It was dark enough for the start of racing at Beverley on Monday evening. By the time the stewards had expressed their view on the outcome of the final race, it was almost pitch black.
The third day of the Go Racing In Yorkshire Summer Festival may have been blighted by unseasonal weather, but it featured fun, plenty of locally-trained winners and unexpected drama in the (lucky) last when Druid's Diamond was thrown out of first place having hung across the course and into closest pursuers Bollin Ted and John Caesar throughout the final stages.
While plenty expected the winner to keep the race, credit from those who backed the winner - including trainer Richard Fahey, who made Bollin Ted his selection in the Sky Bet Charity Tipping Challenge - should go to Duran Fentiman, who probably realised he would have had a decent squeak in the enquiry and managed to get the winning distance down to a neck at the winning post, having been a good three-quarters of a length behind 100 yards out.

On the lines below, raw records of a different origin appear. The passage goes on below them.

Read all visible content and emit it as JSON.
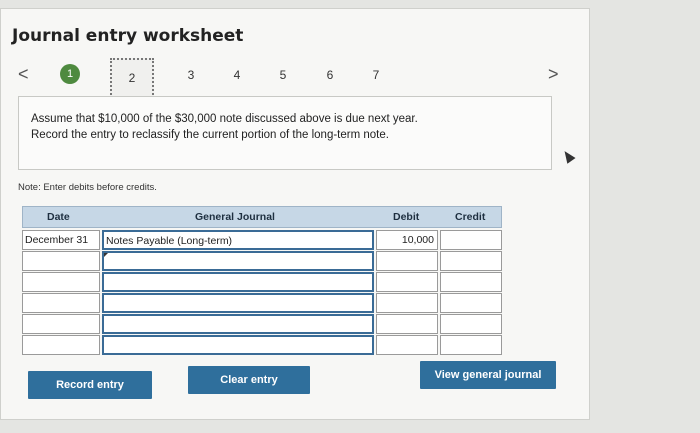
{
  "title": "Journal entry worksheet",
  "nav": {
    "prev": "<",
    "next": ">",
    "steps": [
      "1",
      "2",
      "3",
      "4",
      "5",
      "6",
      "7"
    ],
    "active_step": "1",
    "current_step": "2"
  },
  "prompt": {
    "line1": "Assume that $10,000 of the $30,000 note discussed above is due next year.",
    "line2": "Record the entry to reclassify the current portion of the long-term note."
  },
  "note": "Note: Enter debits before credits.",
  "journal": {
    "headers": {
      "date": "Date",
      "general_journal": "General Journal",
      "debit": "Debit",
      "credit": "Credit"
    },
    "rows": [
      {
        "date": "December 31",
        "account": "Notes Payable (Long-term)",
        "debit": "10,000",
        "credit": ""
      },
      {
        "date": "",
        "account": "",
        "debit": "",
        "credit": ""
      },
      {
        "date": "",
        "account": "",
        "debit": "",
        "credit": ""
      },
      {
        "date": "",
        "account": "",
        "debit": "",
        "credit": ""
      },
      {
        "date": "",
        "account": "",
        "debit": "",
        "credit": ""
      },
      {
        "date": "",
        "account": "",
        "debit": "",
        "credit": ""
      }
    ]
  },
  "buttons": {
    "record": "Record entry",
    "clear": "Clear entry",
    "view": "View general journal"
  },
  "colors": {
    "accent": "#2f6f9c",
    "step_active": "#4e8a3f",
    "header_bg": "#c6d7e6"
  }
}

It can't have done any harm to his chances.
Druid's Diamond's jockey Nathan Evans did pull his whip through to try and stop him from drifting left, but he probably could and should have done it earlier.
It was Carnival Night at Beverley, and samba dancers mixed happily with the crowd, along with a jazz band and South American drummers, but there was also a poignant feel to the evening, with Declan Carroll expressing pride after he had saddled Musharrif to victory in the Jaimie Kerr Memorial Handicap.

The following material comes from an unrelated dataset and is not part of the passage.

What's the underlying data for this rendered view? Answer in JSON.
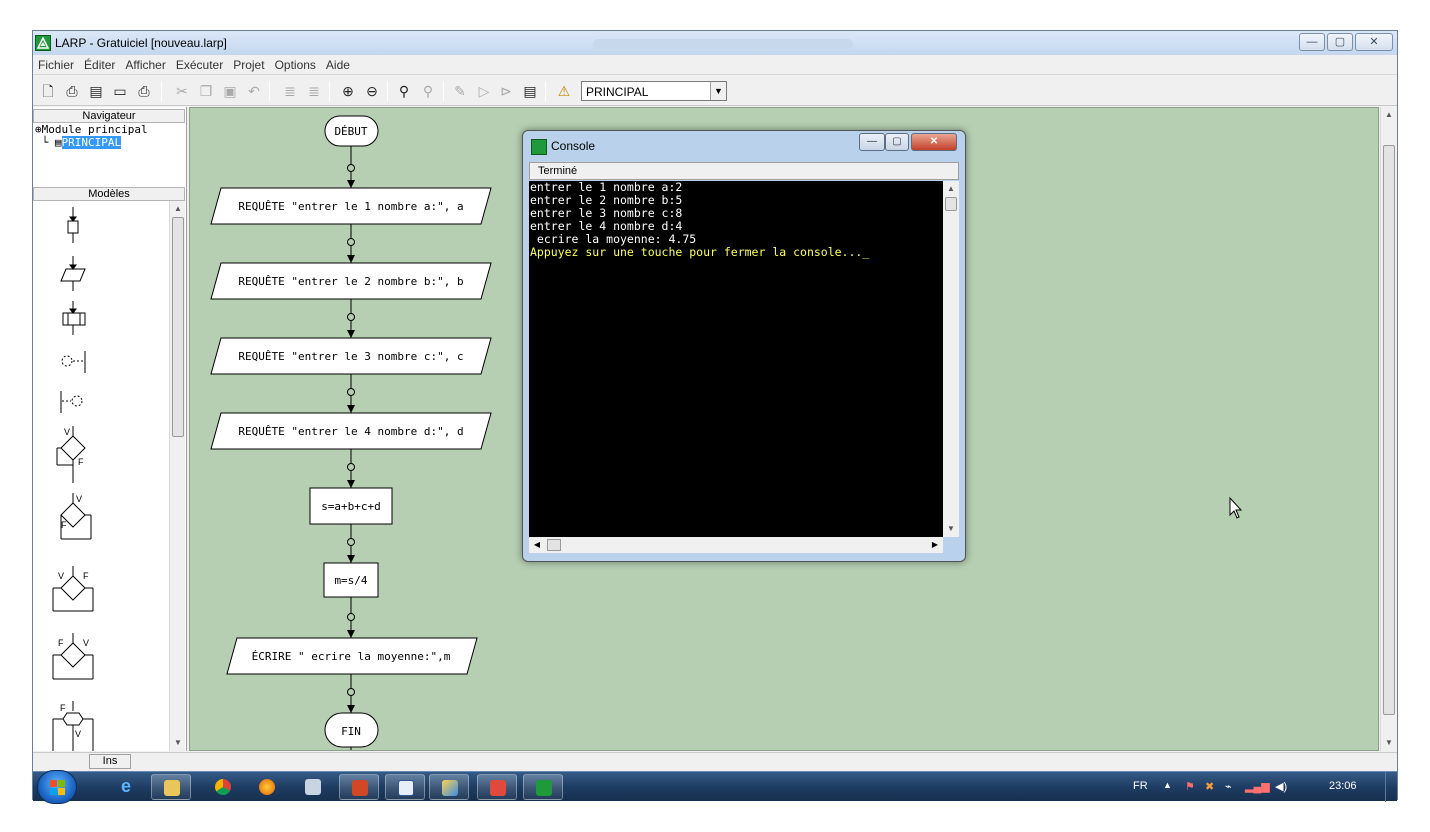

Carroll had been good friends with Kerr, the partner of fellow Malton trainer Tony Coyle, who died two years ago.
Sent off a 12/1 chance from stall 13, the five-year-old gelding came fast and late to account for Astrophysics by two and a quarter lengths.
Carroll said: “This means a lot. Jaimie was a very good friend of mine and this is a really nice way to remember her. We miss her every day and I’m sure she won’t begrudge us winning her race.”
Special Purpose proved the class act on the card as she preserved her unbeaten record in the Carnival Night Fillies' Novice Stakes.
William Haggas’s youngster, who holds an entry in the Sky Bet Lowther Stakes at York next month, won on her debut at Lingfield and made short shrift of a penalty to strike by three and a quarter lengths from Gold Stone.
Representing winning connections was shivering former champion jockey Kevin Darley, who said: “There’s not a lot of her, but she’s all there and she had to show her true mettle.
“It looked like the further she went, the better she was, so that might open up a few more options later in the year.
“We’ll have to see what William says but she wouldn’t look out of place (in the Lowther).”
It was a good-humoured evening, but had there been any trouble on the Westwood it was good to know that justice would have been served quickly.
Presenting the prize was former MP Virginia Bottomley, who these days goes by the name of Baroness Bottomley of Nettlestone and also - we found out during the presentation - serves as the High Sheriff of Hull. Unusually on a racecourse, nobody asked to see her badge.